= Australian Government Workers Association =

Former Australian trade union

The Australian Government Workers Association was an Australian trade union representing workers employed by state and federal governments, despite its name based only in South Australia.

It was founded on 26 May 1906 by Ernest Roberts as the South Australian Railways General Workers' Association, but in August that year broadened its reach and renamed itself the South Australian Government General Workers' Association. Around 1913, it expanded its reach to include both state and federal government employees. In September 1914, it was renamed the Australian Government Workers Association. A number of South Australian Labor figures served in union leadership, including Edward Alfred Anstey, John McInnes, Ralph Jacobi, Frank Nieass, John Price and George Weatherill, while Dorothy Coombe was a notable early woman union official.

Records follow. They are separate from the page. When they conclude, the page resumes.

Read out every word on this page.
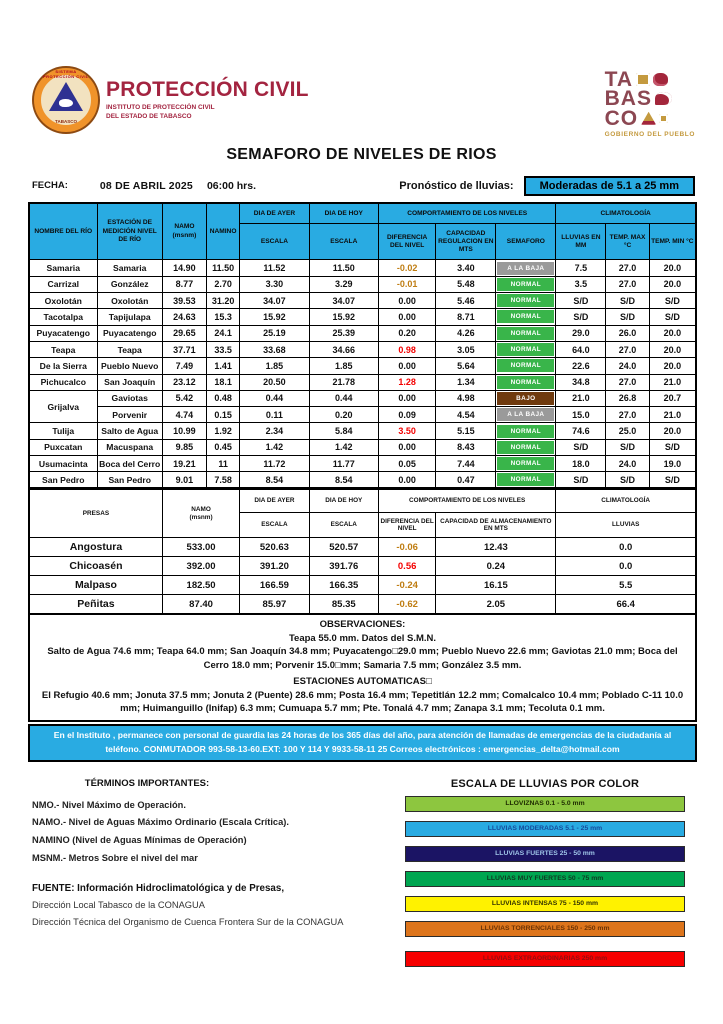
SISTEMA PROTECCIÓN CIVIL
TABASCO
PROTECCIÓN CIVIL
INSTITUTO DE PROTECCIÓN CIVIL
DEL ESTADO DE TABASCO
TA
BAS
CO
GOBIERNO DEL PUEBLO
SEMAFORO DE NIVELES DE RIOS
FECHA:	08 DE ABRIL 2025 06:00 hrs.	Pronóstico de lluvias:	Moderadas de 5.1 a 25 mm
NOMBRE DEL RÍO	ESTACIÓN DE MEDICIÓN NIVEL DE RÍO	NAMO (msnm)	NAMINO	DIA DE AYER	DIA DE HOY	COMPORTAMIENTO DE LOS NIVELES			CLIMATOLOGÍA		
				ESCALA	ESCALA	DIFERENCIA DEL NIVEL	CAPACIDAD REGULACION EN MTS	SEMAFORO	LLUVIAS EN MM	TEMP. MAX °C	TEMP. MIN °C
Samaria	Samaria	14.90	11.50	11.52	11.50	-0.02	3.40	A LA BAJA	7.5	27.0	20.0
Carrizal	González	8.77	2.70	3.30	3.29	-0.01	5.48	NORMAL	3.5	27.0	20.0
Oxolotán	Oxolotán	39.53	31.20	34.07	34.07	0.00	5.46	NORMAL	S/D	S/D	S/D
Tacotalpa	Tapijulapa	24.63	15.3	15.92	15.92	0.00	8.71	NORMAL	S/D	S/D	S/D
Puyacatengo	Puyacatengo	29.65	24.1	25.19	25.39	0.20	4.26	NORMAL	29.0	26.0	20.0
Teapa	Teapa	37.71	33.5	33.68	34.66	0.98	3.05	NORMAL	64.0	27.0	20.0
De la Sierra	Pueblo Nuevo	7.49	1.41	1.85	1.85	0.00	5.64	NORMAL	22.6	24.0	20.0
Pichucalco	San Joaquín	23.12	18.1	20.50	21.78	1.28	1.34	NORMAL	34.8	27.0	21.0
Grijalva	Gaviotas	5.42	0.48	0.44	0.44	0.00	4.98	BAJO	21.0	26.8	20.7
	Porvenir	4.74	0.15	0.11	0.20	0.09	4.54	A LA BAJA	15.0	27.0	21.0
Tulija	Salto de Agua	10.99	1.92	2.34	5.84	3.50	5.15	NORMAL	74.6	25.0	20.0
Puxcatan	Macuspana	9.85	0.45	1.42	1.42	0.00	8.43	NORMAL	S/D	S/D	S/D
Usumacinta	Boca del Cerro	19.21	11	11.72	11.77	0.05	7.44	NORMAL	18.0	24.0	19.0
San Pedro	San Pedro	9.01	7.58	8.54	8.54	0.00	0.47	NORMAL	S/D	S/D	S/D
PRESAS	NAMO
(msnm)	DIA DE AYER	DIA DE HOY	COMPORTAMIENTO DE LOS NIVELES		CLIMATOLOGÍA
		ESCALA	ESCALA	DIFERENCIA DEL NIVEL	CAPACIDAD DE ALMACENAMIENTO EN MTS	LLUVIAS
Angostura	533.00	520.63	520.57	-0.06	12.43	0.0
Chicoasén	392.00	391.20	391.76	0.56	0.24	0.0
Malpaso	182.50	166.59	166.35	-0.24	16.15	5.5
Peñitas	87.40	85.97	85.35	-0.62	2.05	66.4
OBSERVACIONES:
Teapa 55.0 mm. Datos del S.M.N.
Salto de Agua 74.6 mm; Teapa 64.0 mm; San Joaquín 34.8 mm; Puyacatengo□29.0 mm; Pueblo Nuevo 22.6 mm; Gaviotas 21.0 mm; Boca del Cerro 18.0 mm; Porvenir 15.0□mm; Samaria 7.5 mm; González 3.5 mm.
ESTACIONES AUTOMATICAS□
El Refugio 40.6 mm; Jonuta 37.5 mm; Jonuta 2 (Puente) 28.6 mm; Posta 16.4 mm; Tepetitlán 12.2 mm; Comalcalco 10.4 mm; Poblado C-11 10.0 mm; Huimanguillo (Inifap) 6.3 mm; Cumuapa 5.7 mm; Pte. Tonalá 4.7 mm; Zanapa 3.1 mm; Tecoluta 0.1 mm.
En el Instituto , permanece con personal de guardia las 24 horas de los 365 días del año, para atención de llamadas de emergencias de la ciudadanía al teléfono. CONMUTADOR 993-58-13-60.EXT: 100 Y 114 Y 9933-58-11 25 Correos electrónicos : emergencias_delta@hotmail.com
TÉRMINOS IMPORTANTES:
NMO.- Nivel Máximo de Operación.
NAMO.- Nivel de Aguas Máximo Ordinario (Escala Crítica).
NAMINO (Nivel de Aguas Mínimas de Operación)
MSNM.- Metros Sobre el nivel del mar
ESCALA DE LLUVIAS POR COLOR
LLOVIZNAS 0.1 - 5.0 mm
LLUVIAS MODERADAS 5.1 - 25 mm
LLUVIAS FUERTES 25 - 50 mm
LLUVIAS MUY FUERTES 50 - 75 mm
LLUVIAS INTENSAS 75 - 150 mm
LLUVIAS TORRENCIALES 150 - 250 mm
LLUVIAS EXTRAORDINARIAS 250 mm
FUENTE: Información Hidroclimatológica y de Presas,
Dirección Local Tabasco de la CONAGUA
Dirección Técnica del Organismo de Cuenca Frontera Sur de la CONAGUA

The forerunners of the United Firefighters Union of South Australia broke away from the union in the early 1970s after being dissatisfied with their representation. In 1974, the union faced scandal when its secretary was charged and acquitted of eight counts of fraud. The charges led to a bitter internal dispute which included a legal battle and a physical brawl at a union meeting and threatened to spill over into internal state Labor politics. In 1979, the South Australian branch was reported to have a membership of 12,000.

It merged into the Federated Miscellaneous Workers' Union of Australia c. 1980.